A new tool published by IREC, Charging Ahead: An Energy Storage Guide for State Policymakers provides regulators and other decision makers with specific guidance on key issues for policy consideration, including foundational policies for advanced energy storage—a new generation of technologies characterized by flexible operating capabilities and diverse applications.

The characteristics that make energy storage so valuable and attractive also make it challenging to address in policy and regulatory contexts.

Despite its game-changing potential to transform the electricity system, energy storage is vastly underutilized in the U.S. electricity sector. Its deployment remains hampered by the current features of regional, state and federal regulatory frameworks, traditional utility planning and decision-making paradigms, electricity markets, and aspects of the technology itself.

To date, state policymakers and electric system stakeholders have largely navigated energy storage issues without the benefit of a roadmap to inform key regulatory and policy pathways for widespread deployment.

Charging Ahead aims to address that gap by providing an in-depth discussion of the most urgent actions to take in order to enable viable energy storage markets that effectively empower states to take advantage of the full suite of advanced energy storage capabilities.
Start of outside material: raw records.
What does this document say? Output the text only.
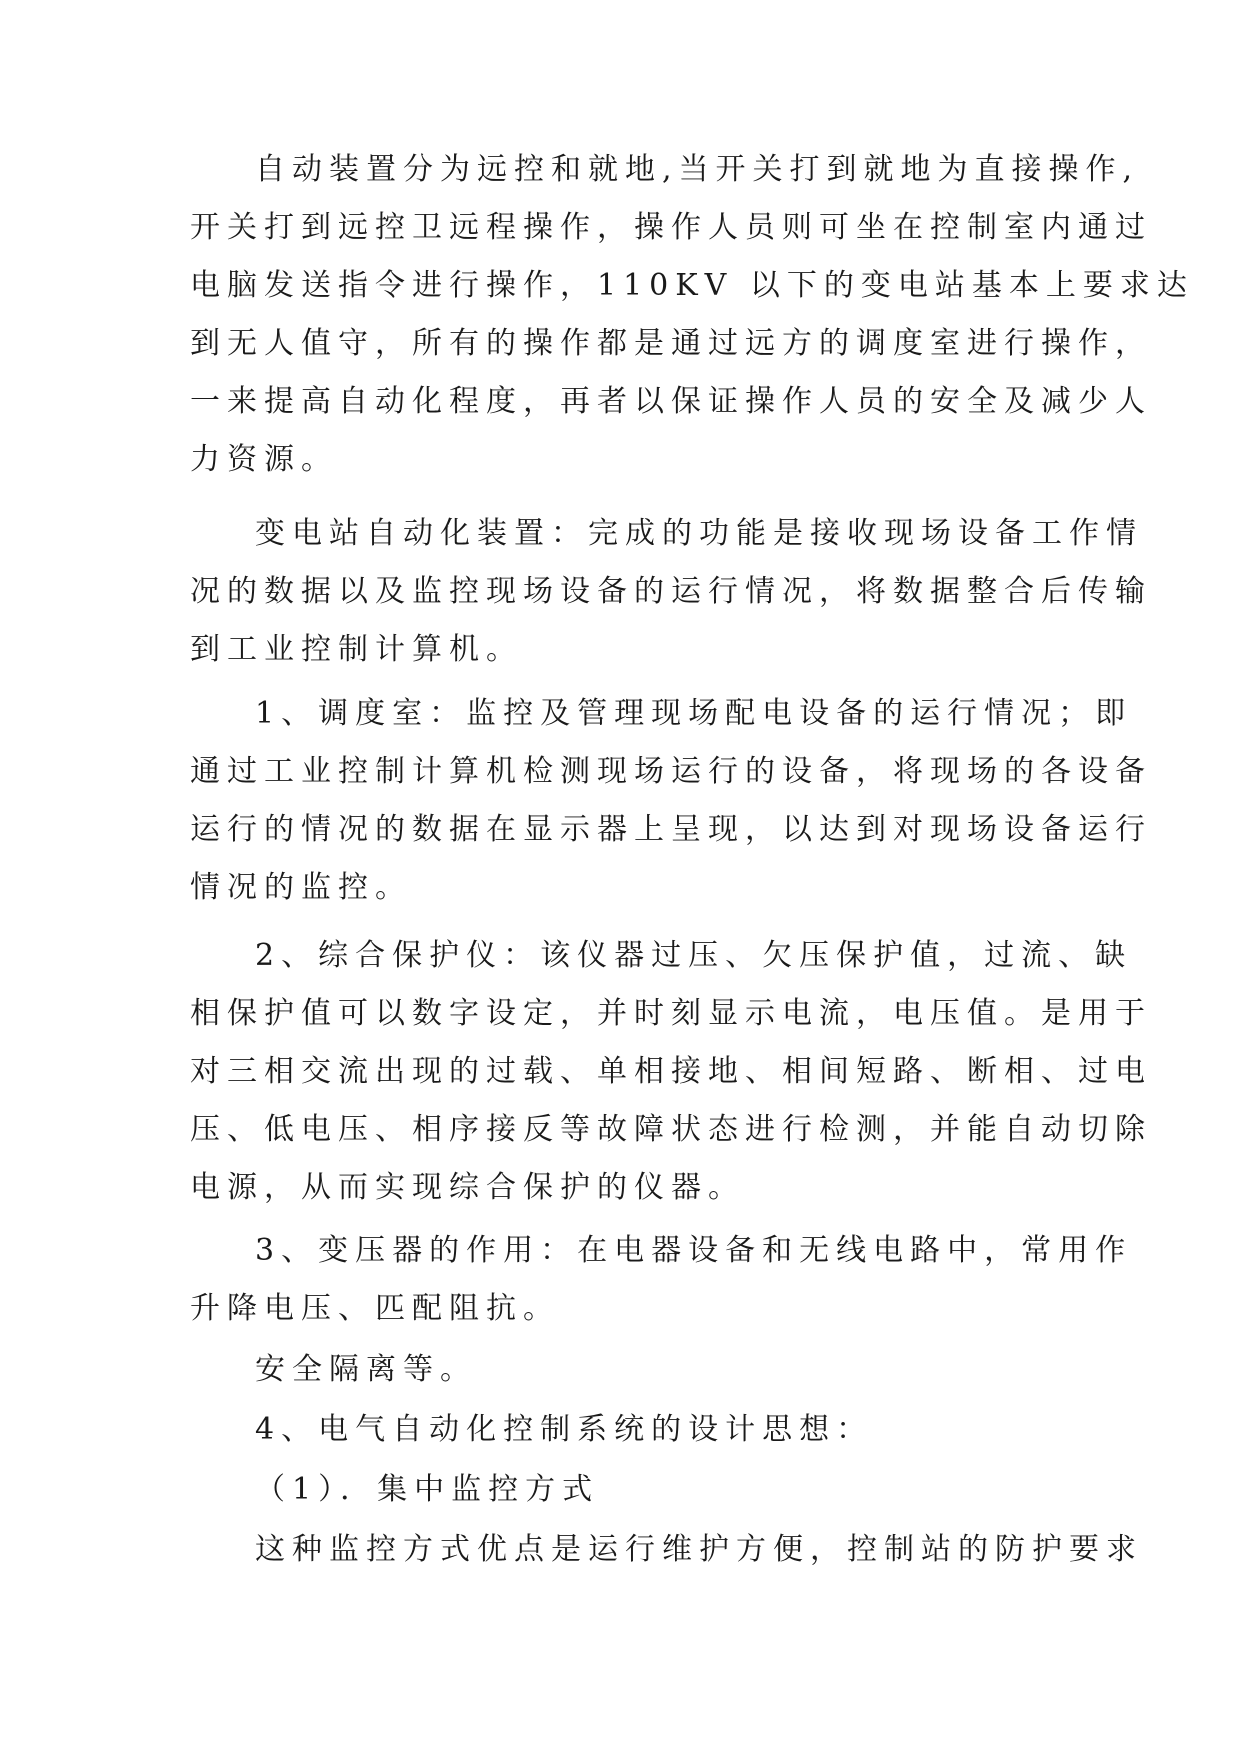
自动装置分为远控和就地,当开关打到就地为直接操作,
开关打到远控卫远程操作，操作人员则可坐在控制室内通过
电脑发送指令进行操作，110KV 以下的变电站基本上要求达
到无人值守，所有的操作都是通过远方的调度室进行操作，
一来提高自动化程度，再者以保证操作人员的安全及减少人
力资源。
变电站自动化装置：完成的功能是接收现场设备工作情
况的数据以及监控现场设备的运行情况，将数据整合后传输
到工业控制计算机。
1、调度室：监控及管理现场配电设备的运行情况；即
通过工业控制计算机检测现场运行的设备，将现场的各设备
运行的情况的数据在显示器上呈现，以达到对现场设备运行
情况的监控。
2、综合保护仪：该仪器过压、欠压保护值，过流、缺
相保护值可以数字设定，并时刻显示电流，电压值。是用于
对三相交流出现的过载、单相接地、相间短路、断相、过电
压、低电压、相序接反等故障状态进行检测，并能自动切除
电源，从而实现综合保护的仪器。
3、变压器的作用：在电器设备和无线电路中，常用作
升降电压、匹配阻抗。
安全隔离等。
4、电气自动化控制系统的设计思想：
（1）．集中监控方式
这种监控方式优点是运行维护方便，控制站的防护要求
The guide identifies four foundational policy actions states should consider taking:

  1. Clarify How Energy Storage Systems are Classified to Enable Shared Ownership and Operation Functions in Restructured Markets
  2. Require Proactive Consideration of Energy Storage in Utility Planning Effort
  3. Create Mechanisms to Capture the Full Value Stream of Storage Services
  4. Ensure Fair, Streamlined, and Cost Effective Grid Access for Energy Storage System

In addition to these foundational policies, the report provides background on energy storage applications, analyzes regulatory actions states are currently taking, and also puts some context around the valuation of energy storage.

Energy storage systems provide a flexible solution to serve energy needs and address existing and emerging challenges on the grid. Integrating energy storage strategically across the electricity system results in more efficient utilization of other grid resources, defers or supplants more costly upgrades or investments in traditional infrastructure, and increases the range of operational capabilities for the entire electric system. Advanced energy storage technologies have matured rapidly in recent years and installations are quickly accelerating across the U.S.
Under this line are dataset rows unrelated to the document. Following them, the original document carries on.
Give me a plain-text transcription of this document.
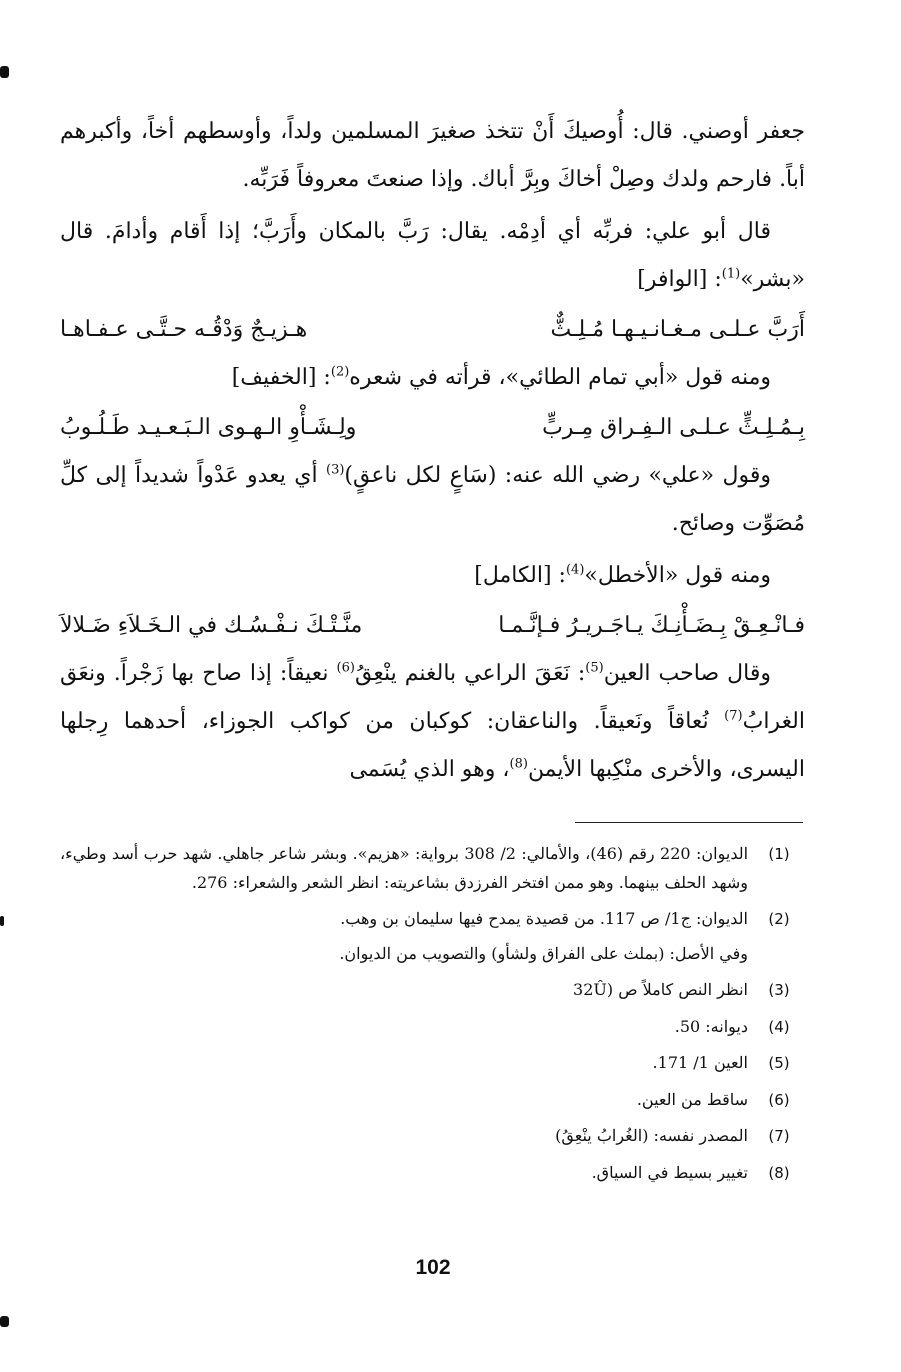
جعفر أوصني. قال: أُوصيكَ أَنْ تتخذ صغيرَ المسلمين ولداً، وأوسطهم أخاً، وأكبرهم أباً. فارحم ولدك وصِلْ أخاكَ وبِرَّ أباك. وإذا صنعتَ معروفاً فَرَبِّه.

قال أبو علي: فربِّه أي أدِمْه. يقال: رَبَّ بالمكان وأَرَبَّ؛ إذا أَقام وأدامَ. قال «بشر»$^{(1)}$: [الوافر]

أَرَبَّ عـلـى مـغـانـيـهـا مُـلِـثٌّ
هـزيـجٌ وَدْقُـه حـتَّـى عـفـاهـا

ومنه قول «أبي تمام الطائي»، قرأته في شعره$^{(2)}$: [الخفيف]

بِـمُـلِـثٍّ عـلـى الـفِـراق مِـربٍّ
ولِـشَـأْوِ الـهـوى الـبَـعـيـد طَـلُـوبُ

وقول «علي» رضي الله عنه: (سَاعٍ لكل ناعقٍ)$^{(3)}$ أي يعدو عَدْواً شديداً إلى كلِّ مُصَوِّت وصائح.

ومنه قول «الأخطل»$^{(4)}$: [الكامل]

فـانْـعِـقْ بِـضَـأْنِـكَ يـاجَـريـرُ فـإنَّـمـا
منَّـتْـكَ نـفْـسُـك في الـخَـلاَءِ ضَـلالاَ

وقال صاحب العين$^{(5)}$: نَعَقَ الراعي بالغنم ينْعِقُ$^{(6)}$ نعيقاً: إذا صاح بها زَجْراً. ونعَق الغرابُ$^{(7)}$ نُعاقاً ونَعيقاً. والناعقان: كوكبان من كواكب الجوزاء، أحدهما رِجلها اليسرى، والأخرى منْكِبها الأيمن$^{(8)}$، وهو الذي يُسَمى

(1)
الديوان: 220 رقم (46)، والأمالي: 2/ 308 برواية: «هزيم». وبشر شاعر جاهلي. شهد حرب أسد وطيء، وشهد الحلف بينهما. وهو ممن افتخر الفرزدق بشاعريته: انظر الشعر والشعراء: 276.
(2)
الديوان: ج1/ ص 117. من قصيدة يمدح فيها سليمان بن وهب.
وفي الأصل: (بملث على الفراق ولشأو) والتصويب من الديوان.
(3)
انظر النص كاملاً ص (32Û
(4)
ديوانه: 50.
(5)
العين 1/ 171.
(6)
ساقط من العين.
(7)
المصدر نفسه: (الغُرابُ ينْعِقُ)
(8)
تغيير بسيط في السياق.
102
“Deploying energy storage at scale and optimizing its benefits will require innovative and forward-thinking policies to integrate it into existing electric system operations and state regulatory frameworks,” explains IREC Regulatory Director Sara Baldwin Auck. “With more storage being deployed and leading states gaining more experience, foundational policy actions and informative lessons learned are emerging. With this fact-based navigational tool and resource guide in hand, more states can begin to charge ahead on a course to build a robust framework that includes energy storage in their respective markets.”

The guide was released at the Energy Storage Association’s 27th Annual Conference and Expo in Denver, CO, which focuses on shaping the future of the U.S. energy storage market. “IREC’s comprehensive policy guide gives decision makers a clear pathway for the continued expansion of energy storage,” said ESA Executive Director Matt Roberts. “Charging Ahead provides expert guidance, best practices from leading states, and demonstrable outcomes and strategies that are leveraging energy storage to create a more flexible, sustainable and affordable electric network.”

An Executive Summary of the guide is also available.

Guide co-author Sky Stanfield, an attorney at Shute, Mihaly & Weinberger, LLP who represents IREC in storage proceedings, unveiled the guide on a featured panel at the conference.

“As IREC works in numerous diverse states across the country, we consistently observe that while the market players are ready to act, the regulatory structure is not keeping up with them. This guide is intended to alter that paradigm and encourage states to proactively adopt policy and regulatory solutions that address energy storage barriers more holistically and help set a glide path for the widespread integration of energy storage technologies on the grid,” says Stanfield.

Recognizing that policymakers and regulators often face limitations on time and resources, the guide provides state policymakers and regulators with systematic, foundational information on advanced energy storage – a one-stop-shop reference.

“State leadership and innovation on landmark energy policy issues, including energy storage and its more robust integration on the grid, will help expedite and optimize the electricity sector transformation already underway,” says IREC President/CEO Larry Sherwood. “By proactively integrating energy storage technologies into today’s policy and regulatory decisions, states can lead the charge to enhance the cost-effectiveness, reliability, quality and functionality of the energy sector.”

“Beyond taking proactive steps on storage, continued policy leadership will ensure identified challenges are met with innovative, yet practical solutions that set the stage for market growth,” says IREC’s Sherwood.

Auck adds: “While policy and regulatory frameworks are the foundation upon which future growth will be built, peer-to-peer sharing among states and leveraging the wealth of information gleaned to date from pilot projects and active programs will ensure that replication of successful approaches occur more swiftly.”